By Anushree Ashish Mukherjee

(Reuters) – Analysts have lowered their 2024 oil price outlook due to weak fuel demand from leading importer China and rising inventory levels as Saudi Arabia and OPEC+ allies prepare to ease some output cuts from October, a Reuters poll found.

The poll of 37 analysts and economists surveyed by Reuters in the last two weeks forecast Brent crude would average $82.86 per barrel in 2024, a fourth straight cut in estimates, from $83.66 forecast in July.

The poll showed U.S. crude would average $78.82 this year, slightly lower than last month’s estimate of $79.22.

“Despite heightened geopolitical tensions, oil prices have been trading below $90 per barrel so far this year, as weak crude intake from China and Europe has offset the bullish impact of still-curbed OPEC supplies,” Florian Grunberger, senior analyst at data and analytics firm Kpler.

Analysts anticipated global oil demand growing by 1.0 to 1.3 million barrels per day (mbpd) in 2024, compared with 1 and 1.5 mbpd growth forecast in the previous poll.

OPEC also cut its forecast for global oil demand growth in 2024, citing weaker than expected data for the first half of the year and lower expectations for demand from China.
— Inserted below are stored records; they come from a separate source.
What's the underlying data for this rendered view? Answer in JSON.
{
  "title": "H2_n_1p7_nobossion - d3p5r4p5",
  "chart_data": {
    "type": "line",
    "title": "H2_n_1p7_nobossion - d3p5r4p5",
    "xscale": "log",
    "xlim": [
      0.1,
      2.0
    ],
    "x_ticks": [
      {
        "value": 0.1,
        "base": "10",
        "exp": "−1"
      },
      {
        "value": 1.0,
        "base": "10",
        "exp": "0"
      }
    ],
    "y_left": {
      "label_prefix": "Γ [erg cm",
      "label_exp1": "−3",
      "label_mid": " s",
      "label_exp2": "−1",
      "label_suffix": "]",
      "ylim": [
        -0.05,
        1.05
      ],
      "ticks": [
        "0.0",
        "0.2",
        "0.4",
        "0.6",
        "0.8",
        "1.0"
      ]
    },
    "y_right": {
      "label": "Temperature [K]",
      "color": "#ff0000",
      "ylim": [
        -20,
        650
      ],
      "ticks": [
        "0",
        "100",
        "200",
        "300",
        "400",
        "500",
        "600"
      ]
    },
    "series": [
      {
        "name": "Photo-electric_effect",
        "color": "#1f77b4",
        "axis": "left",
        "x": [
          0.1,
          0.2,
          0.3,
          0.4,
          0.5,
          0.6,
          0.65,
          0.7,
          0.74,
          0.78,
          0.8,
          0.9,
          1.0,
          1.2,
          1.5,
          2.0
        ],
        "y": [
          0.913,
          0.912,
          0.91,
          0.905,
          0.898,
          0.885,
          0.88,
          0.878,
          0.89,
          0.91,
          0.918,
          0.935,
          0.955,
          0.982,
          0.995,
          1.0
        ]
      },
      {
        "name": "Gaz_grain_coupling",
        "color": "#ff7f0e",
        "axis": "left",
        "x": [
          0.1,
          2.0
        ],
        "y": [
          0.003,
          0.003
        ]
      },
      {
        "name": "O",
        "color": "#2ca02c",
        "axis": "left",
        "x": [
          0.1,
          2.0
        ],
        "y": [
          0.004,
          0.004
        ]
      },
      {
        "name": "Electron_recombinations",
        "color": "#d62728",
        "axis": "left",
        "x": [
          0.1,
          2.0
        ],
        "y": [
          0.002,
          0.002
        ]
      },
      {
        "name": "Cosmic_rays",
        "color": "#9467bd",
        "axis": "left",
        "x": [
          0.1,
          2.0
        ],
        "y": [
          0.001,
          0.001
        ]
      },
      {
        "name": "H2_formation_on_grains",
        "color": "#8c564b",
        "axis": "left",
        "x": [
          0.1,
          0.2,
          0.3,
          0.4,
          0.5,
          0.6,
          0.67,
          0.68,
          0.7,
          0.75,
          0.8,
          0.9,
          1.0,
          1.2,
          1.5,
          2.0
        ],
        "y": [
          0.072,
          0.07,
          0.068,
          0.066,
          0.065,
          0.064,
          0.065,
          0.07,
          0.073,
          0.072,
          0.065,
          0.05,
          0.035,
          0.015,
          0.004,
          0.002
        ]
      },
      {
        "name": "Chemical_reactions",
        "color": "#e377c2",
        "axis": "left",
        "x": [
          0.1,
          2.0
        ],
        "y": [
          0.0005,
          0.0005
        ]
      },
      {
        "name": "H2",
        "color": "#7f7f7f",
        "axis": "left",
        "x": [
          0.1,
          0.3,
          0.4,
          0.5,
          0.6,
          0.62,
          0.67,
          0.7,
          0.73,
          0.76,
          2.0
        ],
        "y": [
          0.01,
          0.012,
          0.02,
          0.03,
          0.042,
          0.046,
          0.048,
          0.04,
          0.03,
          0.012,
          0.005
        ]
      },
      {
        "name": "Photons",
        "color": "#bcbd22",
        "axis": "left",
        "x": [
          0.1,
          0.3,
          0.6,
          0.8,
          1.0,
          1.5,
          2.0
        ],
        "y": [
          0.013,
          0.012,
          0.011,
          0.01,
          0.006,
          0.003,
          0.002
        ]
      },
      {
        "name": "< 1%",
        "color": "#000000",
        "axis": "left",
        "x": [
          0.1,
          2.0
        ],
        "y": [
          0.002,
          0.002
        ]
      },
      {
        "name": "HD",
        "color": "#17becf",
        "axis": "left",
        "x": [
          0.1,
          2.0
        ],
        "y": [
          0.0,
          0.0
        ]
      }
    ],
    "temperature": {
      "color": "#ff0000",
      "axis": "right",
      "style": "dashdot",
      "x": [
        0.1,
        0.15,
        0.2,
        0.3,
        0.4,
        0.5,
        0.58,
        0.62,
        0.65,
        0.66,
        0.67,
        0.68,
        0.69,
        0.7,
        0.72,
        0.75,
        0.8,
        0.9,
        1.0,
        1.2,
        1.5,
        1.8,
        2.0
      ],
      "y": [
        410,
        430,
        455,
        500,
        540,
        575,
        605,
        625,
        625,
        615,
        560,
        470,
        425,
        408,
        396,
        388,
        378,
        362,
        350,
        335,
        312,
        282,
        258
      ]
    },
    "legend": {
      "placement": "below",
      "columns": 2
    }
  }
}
“This slowdown in consumption has led to a rise in inventory stock in the U.S. which could further put downward pressure on prices,” Sehul Bhatt, Director-Research at CRISIL Market Intelligence and Analytics, said.

Conflicts are ongoing in the Middle East and between Russia and Ukraine, but analysts said the risk premium on oil had shrunk because there has been no material impact on oil flows.

However, a further widening of the Israel-Hamas conflict paired with sustained supply outages, including disruptions in Libya, could drive prices above $90 a barrel, Kpler’s Grunberger said.

“The floating storage has risen recently. Also, the announced production enhancement by the OPEC+ alliance is a burden on oil prices shoulder so far,” said Thomas Wybierek, analyst at NORD Landbk.

The Organization of the Petroleum Exporting Countries and allies (OPEC+) earlier this month confirmed its plan to start unwinding the most recent layer of cuts of 2.2 million bpd from October, but repeated earlier comment the increase in supply could be paused or reversed if needed.

“We still assume that OPEC will raise production in the fourth quarter as the market is potentially shifting from an equilibrium where OPEC supports spot balances and reduces volatility to a more long-run equilibrium focused on strategically disciplining non-OPEC supply and supporting cohesion,” Goldman Sachs said in a note this week.